Abstract

Lysosomes are dynamic organelles most notably known as the terminal compartments of the endocytic and autophagy pathways in eukaryotic cells. However, lysosome function is not simply for the elimination and catabolism of biomaterials. Rather lysosomes have emerged as critical and dynamic signaling hubs via their ability to sense and provide nutrients, and communicate this information to biosynthetic or metabolic processes. Lysosome physiology relies on membrane transporter activity, best signified by loss-of-function mutations linked to lysosomal storage disorders. These include nutrient transporter proteins that export products of catabolism to the cytoplasm for cellular reuse, as well as Ca2+ pumps and transporters important for signaling, and transporters for metal storage and homeostasis. Eukaryotic cells, and their lysosomes, undergo continuous renovation to clear damaged or unused proteins or to alter their proteome accommodating functional changes in response to the environment, physiological cues, or aging. Despite the importance of lysosomal transporters to cell physiology, little is known about their lifetimes and it remains unclear how they are degraded.

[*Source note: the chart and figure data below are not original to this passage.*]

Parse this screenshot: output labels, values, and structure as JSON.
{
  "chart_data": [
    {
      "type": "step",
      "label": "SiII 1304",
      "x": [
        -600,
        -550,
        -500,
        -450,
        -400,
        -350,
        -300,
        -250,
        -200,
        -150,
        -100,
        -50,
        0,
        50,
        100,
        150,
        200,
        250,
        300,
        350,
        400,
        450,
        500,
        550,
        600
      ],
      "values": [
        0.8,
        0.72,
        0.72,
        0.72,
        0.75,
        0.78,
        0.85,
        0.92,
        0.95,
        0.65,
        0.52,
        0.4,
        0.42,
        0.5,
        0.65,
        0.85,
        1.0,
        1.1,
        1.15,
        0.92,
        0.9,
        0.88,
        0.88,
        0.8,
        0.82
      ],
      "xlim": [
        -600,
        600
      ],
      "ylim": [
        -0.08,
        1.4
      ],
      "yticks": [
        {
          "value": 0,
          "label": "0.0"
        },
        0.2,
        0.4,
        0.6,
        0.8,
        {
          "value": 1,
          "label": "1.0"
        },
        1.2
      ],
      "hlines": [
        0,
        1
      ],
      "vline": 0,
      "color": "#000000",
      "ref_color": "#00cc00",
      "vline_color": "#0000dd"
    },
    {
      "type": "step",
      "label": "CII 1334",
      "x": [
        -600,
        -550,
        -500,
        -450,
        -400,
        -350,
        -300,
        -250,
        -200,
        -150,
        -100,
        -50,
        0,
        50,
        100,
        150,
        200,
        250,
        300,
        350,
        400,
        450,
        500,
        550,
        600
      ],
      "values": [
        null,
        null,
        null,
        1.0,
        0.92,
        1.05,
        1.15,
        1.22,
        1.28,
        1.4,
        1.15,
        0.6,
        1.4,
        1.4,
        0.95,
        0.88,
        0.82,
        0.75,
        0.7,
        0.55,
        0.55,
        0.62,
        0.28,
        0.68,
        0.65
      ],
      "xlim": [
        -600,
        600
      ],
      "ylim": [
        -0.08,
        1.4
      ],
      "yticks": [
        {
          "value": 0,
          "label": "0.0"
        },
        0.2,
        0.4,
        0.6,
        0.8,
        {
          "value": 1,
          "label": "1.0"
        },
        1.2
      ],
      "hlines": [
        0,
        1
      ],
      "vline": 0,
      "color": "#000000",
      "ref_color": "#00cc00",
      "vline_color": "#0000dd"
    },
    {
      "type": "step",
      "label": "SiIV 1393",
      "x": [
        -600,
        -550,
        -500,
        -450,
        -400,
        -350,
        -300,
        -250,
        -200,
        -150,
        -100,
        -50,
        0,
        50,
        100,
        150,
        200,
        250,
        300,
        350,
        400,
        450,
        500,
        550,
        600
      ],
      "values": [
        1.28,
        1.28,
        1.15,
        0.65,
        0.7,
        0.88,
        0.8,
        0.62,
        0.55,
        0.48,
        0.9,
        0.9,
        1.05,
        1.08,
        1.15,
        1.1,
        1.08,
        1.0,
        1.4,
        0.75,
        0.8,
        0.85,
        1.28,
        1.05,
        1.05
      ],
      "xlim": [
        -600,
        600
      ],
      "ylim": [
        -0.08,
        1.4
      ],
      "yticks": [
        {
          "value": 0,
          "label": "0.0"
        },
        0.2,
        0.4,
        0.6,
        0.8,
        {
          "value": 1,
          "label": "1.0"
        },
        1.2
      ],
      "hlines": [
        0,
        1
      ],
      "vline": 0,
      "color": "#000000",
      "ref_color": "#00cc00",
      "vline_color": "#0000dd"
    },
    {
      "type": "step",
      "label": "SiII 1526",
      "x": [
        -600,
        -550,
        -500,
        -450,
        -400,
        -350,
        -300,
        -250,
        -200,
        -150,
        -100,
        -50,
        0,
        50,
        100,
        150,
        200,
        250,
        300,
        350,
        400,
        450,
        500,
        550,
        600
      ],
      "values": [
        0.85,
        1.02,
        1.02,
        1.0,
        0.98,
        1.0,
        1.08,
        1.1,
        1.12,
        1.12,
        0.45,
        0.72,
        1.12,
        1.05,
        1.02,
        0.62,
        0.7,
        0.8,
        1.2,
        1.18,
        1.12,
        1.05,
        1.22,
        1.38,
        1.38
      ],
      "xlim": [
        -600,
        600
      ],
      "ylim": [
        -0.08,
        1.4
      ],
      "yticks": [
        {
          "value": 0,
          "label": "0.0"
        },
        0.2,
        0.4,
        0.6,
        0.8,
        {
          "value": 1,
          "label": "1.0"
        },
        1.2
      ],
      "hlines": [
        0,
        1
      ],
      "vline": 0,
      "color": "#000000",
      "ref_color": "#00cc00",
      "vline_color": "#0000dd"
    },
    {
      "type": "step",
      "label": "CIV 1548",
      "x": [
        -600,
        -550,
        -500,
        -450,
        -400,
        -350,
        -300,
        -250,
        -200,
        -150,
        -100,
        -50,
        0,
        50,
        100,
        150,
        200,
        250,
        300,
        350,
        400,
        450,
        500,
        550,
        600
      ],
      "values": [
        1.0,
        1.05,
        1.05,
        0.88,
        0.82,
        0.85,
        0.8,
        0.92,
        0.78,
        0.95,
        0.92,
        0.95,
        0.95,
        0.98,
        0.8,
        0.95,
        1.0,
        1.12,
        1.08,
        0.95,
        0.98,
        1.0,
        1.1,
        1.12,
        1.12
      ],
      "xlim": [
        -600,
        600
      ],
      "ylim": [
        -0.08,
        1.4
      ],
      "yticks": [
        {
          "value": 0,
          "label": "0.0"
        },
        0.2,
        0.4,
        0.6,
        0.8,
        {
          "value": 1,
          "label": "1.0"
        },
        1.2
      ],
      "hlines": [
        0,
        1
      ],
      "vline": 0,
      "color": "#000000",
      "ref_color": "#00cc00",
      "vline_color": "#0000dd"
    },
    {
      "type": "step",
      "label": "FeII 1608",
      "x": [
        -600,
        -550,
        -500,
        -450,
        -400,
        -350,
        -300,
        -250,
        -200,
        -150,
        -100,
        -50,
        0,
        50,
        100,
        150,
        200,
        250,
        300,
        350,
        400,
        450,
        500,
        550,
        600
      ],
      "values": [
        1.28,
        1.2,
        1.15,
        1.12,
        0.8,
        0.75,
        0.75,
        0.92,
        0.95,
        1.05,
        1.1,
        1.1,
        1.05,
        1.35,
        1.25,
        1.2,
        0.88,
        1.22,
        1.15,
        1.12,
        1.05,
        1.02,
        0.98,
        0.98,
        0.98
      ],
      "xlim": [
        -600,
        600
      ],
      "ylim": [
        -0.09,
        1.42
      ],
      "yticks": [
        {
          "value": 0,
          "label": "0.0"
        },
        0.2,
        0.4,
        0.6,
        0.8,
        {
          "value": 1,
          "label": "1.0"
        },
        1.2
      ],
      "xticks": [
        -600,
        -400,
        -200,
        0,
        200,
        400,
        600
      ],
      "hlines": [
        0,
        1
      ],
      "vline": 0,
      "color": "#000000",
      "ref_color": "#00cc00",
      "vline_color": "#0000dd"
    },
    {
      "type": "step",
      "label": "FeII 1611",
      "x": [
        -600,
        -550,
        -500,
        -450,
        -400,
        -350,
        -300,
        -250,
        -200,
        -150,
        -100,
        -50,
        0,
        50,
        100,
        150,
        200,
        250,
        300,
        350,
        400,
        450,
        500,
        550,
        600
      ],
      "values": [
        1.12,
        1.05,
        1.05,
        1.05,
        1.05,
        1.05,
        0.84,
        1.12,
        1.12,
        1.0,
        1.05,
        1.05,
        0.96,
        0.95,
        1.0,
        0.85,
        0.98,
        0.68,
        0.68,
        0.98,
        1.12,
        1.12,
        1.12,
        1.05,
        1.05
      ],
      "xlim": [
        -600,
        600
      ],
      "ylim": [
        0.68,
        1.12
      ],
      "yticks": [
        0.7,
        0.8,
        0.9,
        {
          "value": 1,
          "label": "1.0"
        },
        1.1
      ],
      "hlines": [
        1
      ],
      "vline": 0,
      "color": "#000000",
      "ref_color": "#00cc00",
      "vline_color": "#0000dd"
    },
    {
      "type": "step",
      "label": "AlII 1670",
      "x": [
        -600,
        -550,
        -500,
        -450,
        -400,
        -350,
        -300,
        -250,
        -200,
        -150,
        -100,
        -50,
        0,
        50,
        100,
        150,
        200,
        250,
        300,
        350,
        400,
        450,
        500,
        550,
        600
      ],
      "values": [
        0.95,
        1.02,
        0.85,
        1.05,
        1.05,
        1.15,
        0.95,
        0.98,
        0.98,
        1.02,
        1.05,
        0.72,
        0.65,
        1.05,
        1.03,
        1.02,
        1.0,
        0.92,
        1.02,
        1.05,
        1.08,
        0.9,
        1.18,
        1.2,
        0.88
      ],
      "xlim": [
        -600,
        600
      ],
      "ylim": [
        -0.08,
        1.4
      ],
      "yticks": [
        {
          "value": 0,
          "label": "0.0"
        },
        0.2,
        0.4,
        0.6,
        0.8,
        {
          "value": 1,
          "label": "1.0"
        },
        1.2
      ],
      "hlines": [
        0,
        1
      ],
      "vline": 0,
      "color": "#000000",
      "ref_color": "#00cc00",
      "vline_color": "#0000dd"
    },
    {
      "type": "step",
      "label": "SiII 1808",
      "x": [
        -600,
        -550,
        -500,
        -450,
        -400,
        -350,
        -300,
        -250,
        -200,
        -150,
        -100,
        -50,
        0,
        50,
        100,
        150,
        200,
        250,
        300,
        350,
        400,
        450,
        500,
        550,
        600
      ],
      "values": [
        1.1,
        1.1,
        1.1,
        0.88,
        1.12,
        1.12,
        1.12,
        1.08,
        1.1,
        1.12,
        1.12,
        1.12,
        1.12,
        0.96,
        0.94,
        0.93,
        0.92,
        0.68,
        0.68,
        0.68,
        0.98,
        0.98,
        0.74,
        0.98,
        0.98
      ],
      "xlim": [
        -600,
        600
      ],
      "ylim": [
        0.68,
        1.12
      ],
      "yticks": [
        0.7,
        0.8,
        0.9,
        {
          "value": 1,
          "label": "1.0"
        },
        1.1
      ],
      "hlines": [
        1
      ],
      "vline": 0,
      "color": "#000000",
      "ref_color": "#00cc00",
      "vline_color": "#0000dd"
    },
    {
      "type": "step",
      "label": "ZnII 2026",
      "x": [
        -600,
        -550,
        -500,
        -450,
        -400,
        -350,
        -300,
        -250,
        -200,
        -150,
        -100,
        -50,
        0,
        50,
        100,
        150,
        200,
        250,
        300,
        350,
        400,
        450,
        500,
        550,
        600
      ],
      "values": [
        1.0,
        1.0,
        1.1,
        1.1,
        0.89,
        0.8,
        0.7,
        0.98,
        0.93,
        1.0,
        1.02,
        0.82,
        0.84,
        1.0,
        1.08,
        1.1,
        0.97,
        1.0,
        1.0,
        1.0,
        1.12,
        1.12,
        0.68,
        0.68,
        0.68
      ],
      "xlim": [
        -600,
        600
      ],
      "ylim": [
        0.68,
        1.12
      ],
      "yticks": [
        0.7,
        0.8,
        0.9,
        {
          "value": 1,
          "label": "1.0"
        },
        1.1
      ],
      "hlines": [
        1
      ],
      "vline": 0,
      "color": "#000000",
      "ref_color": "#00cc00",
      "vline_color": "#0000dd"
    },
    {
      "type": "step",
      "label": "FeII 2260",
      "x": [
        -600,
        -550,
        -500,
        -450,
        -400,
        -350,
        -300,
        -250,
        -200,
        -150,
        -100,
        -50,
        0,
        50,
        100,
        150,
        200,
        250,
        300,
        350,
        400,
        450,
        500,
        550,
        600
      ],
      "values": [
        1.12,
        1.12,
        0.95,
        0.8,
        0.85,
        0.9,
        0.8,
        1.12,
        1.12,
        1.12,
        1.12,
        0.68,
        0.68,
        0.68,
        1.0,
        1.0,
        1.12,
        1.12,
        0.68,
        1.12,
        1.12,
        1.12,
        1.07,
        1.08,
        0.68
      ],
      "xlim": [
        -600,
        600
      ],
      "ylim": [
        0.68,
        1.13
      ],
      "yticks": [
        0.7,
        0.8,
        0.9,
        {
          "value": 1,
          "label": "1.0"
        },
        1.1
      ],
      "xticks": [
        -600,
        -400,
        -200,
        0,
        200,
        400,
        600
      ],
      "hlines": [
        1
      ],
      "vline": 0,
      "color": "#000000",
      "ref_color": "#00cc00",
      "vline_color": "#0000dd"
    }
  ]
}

Here, I used Saccharomyces cerevisiae and its vacuolar lysosome as models to study lysosomal transporter lifetimes and discovered a new cellular protein degradation pathway, the IntraLumenal Fragment (ILF) pathway: During membrane fusion events between lysosomes, transporters are selectively labeled for recognition and sorting by the fusion protein machinery into an area of membrane spanning the apposed organelles. Upon fusion, this membrane and proteins embedded within it are internalized into the lumen as a byproduct for degradation by hydrolases. I find the ILF pathway selectively degrades lysosomal transporters when misfolded, in response to TOR signaling or changes in substrate levels. I also find that protein clients are not limited to lysosomal transporters, as this pathway degrades internalized surface membrane proteins that bypass entry into the canonical MultiVesicular Body pathway, which was previously thought to be the exclusive mechanism for selective surface protein degradation. Finally, I find the ILF pathway cooperates with a second, independent protein degradation pathway, the vReD pathway, to change the lysosomal membrane proteome. The underlying machinery and transporters studied are evolutionarily conserved, suggesting the ILF pathway contributes to lysosome physiology in all eukaryotic cells.